Die Kunst des negativen Denkens ist allein schon aufgrund der Thematik und dem daraus bedingten Mangel an politischer Korrektheit interessant, qualitativ aber weit von einem Geniestreich wie The Method entfernt, der die persönliche Dekonstruktion seiner Protagonisten viel, viel weiter treibt.

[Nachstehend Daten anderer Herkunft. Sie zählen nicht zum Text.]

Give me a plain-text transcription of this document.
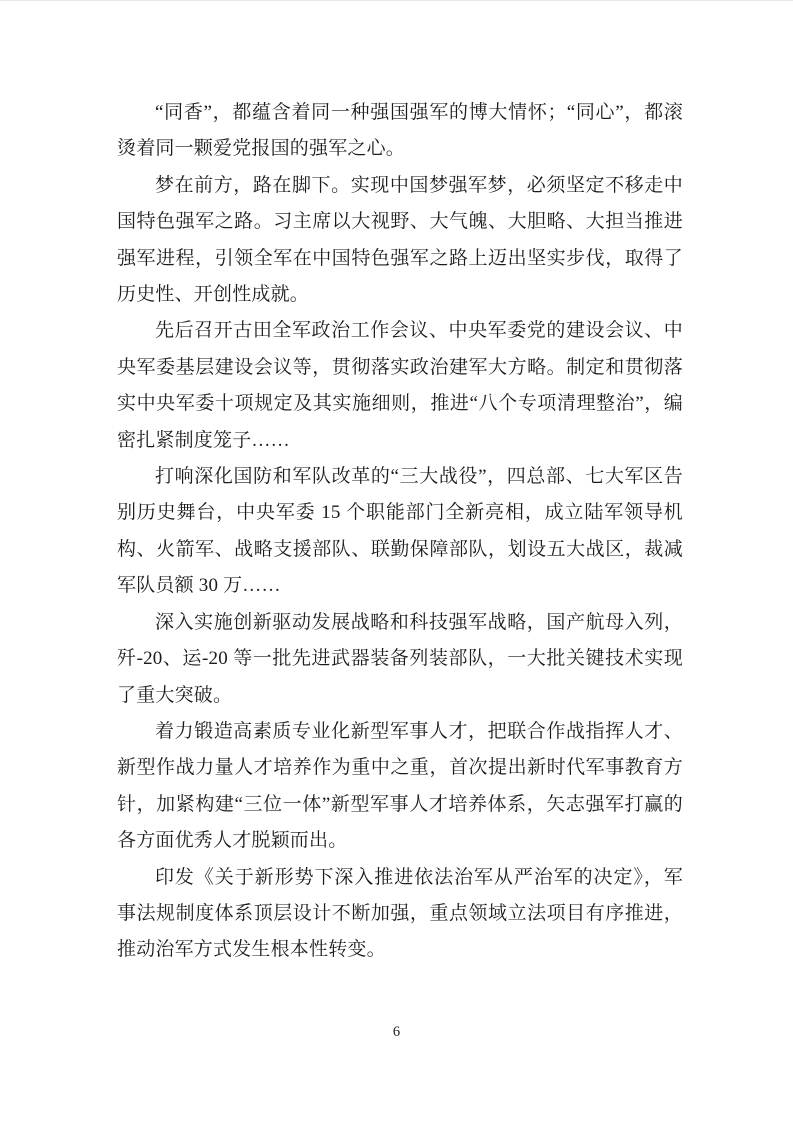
“同香”，都蕴含着同一种强国强军的博大情怀；“同心”，都滚烫着同一颗爱党报国的强军之心。

梦在前方，路在脚下。实现中国梦强军梦，必须坚定不移走中国特色强军之路。习主席以大视野、大气魄、大胆略、大担当推进强军进程，引领全军在中国特色强军之路上迈出坚实步伐，取得了历史性、开创性成就。

先后召开古田全军政治工作会议、中央军委党的建设会议、中央军委基层建设会议等，贯彻落实政治建军大方略。制定和贯彻落实中央军委十项规定及其实施细则，推进“八个专项清理整治”，编密扎紧制度笼子……

打响深化国防和军队改革的“三大战役”，四总部、七大军区告别历史舞台，中央军委 15 个职能部门全新亮相，成立陆军领导机构、火箭军、战略支援部队、联勤保障部队，划设五大战区，裁减军队员额 30 万……

深入实施创新驱动发展战略和科技强军战略，国产航母入列，歼-20、运-20 等一批先进武器装备列装部队，一大批关键技术实现了重大突破。

着力锻造高素质专业化新型军事人才，把联合作战指挥人才、新型作战力量人才培养作为重中之重，首次提出新时代军事教育方针，加紧构建“三位一体”新型军事人才培养体系，矢志强军打赢的各方面优秀人才脱颖而出。

印发《关于新形势下深入推进依法治军从严治军的决定》，军事法规制度体系顶层设计不断加强，重点领域立法项目有序推进，推动治军方式发生根本性转变。

6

Auch mit der Absurdität eines Adams Äpfel kann er es nicht aufnehmen.
Die Charaktere funktionieren als Handlungsträger, sind allerdings - wie in diversen Szenen deutlich wird - zu sehr auf schnelle Lacher angelegt und mangeln trotz professioneller Darsteller der Tiefe von Figuren aus vergleichbaren Komödien. Der Prozess scheint beinahe umgekehrt: Mit fortschreitender Laufzeit wirken sie zunehmend wie Karikaturen und bieten dabei zu wenig Reibungsfläche, um den Zuschauer emotional zu reizen. Einzig Kirsti Eline Torhaug als die duldsame Ingvlid kann in Punkto Glaubwürdigkeit voll überzeugen, hat dafür jedoch die wenigsten Lacher auf ihrer Seite. Da dem Zuschauer ohnehin einige davon im Halse stecken bleiben und der Film eine solide, emotionale Basis braucht, um zu funktionieren, kann man sie in gewissem Sinn als eigentlichen Star des Films bezeichnen. Sie und den gehäkelten Beutel, in dem die Gruppe ihre bösen Gedanken “entsorgt”.
Trotz aller Kritik ist Die Kunst des negativen Denkens letztendlich eine gelungene Komödie mit vielen bösen und bissigen Momenten, die nicht so klug und anarchistisch daherkommt, wie man angesichts des Titels vermuten mag, doch gut zu unterhalten weiß. Sofern sie es in die Verleihregale schafft, ist sie einen Abend wert, vorzugsweise als Vorspeise in einem Double Feature mit einem dänischen Artgenossen.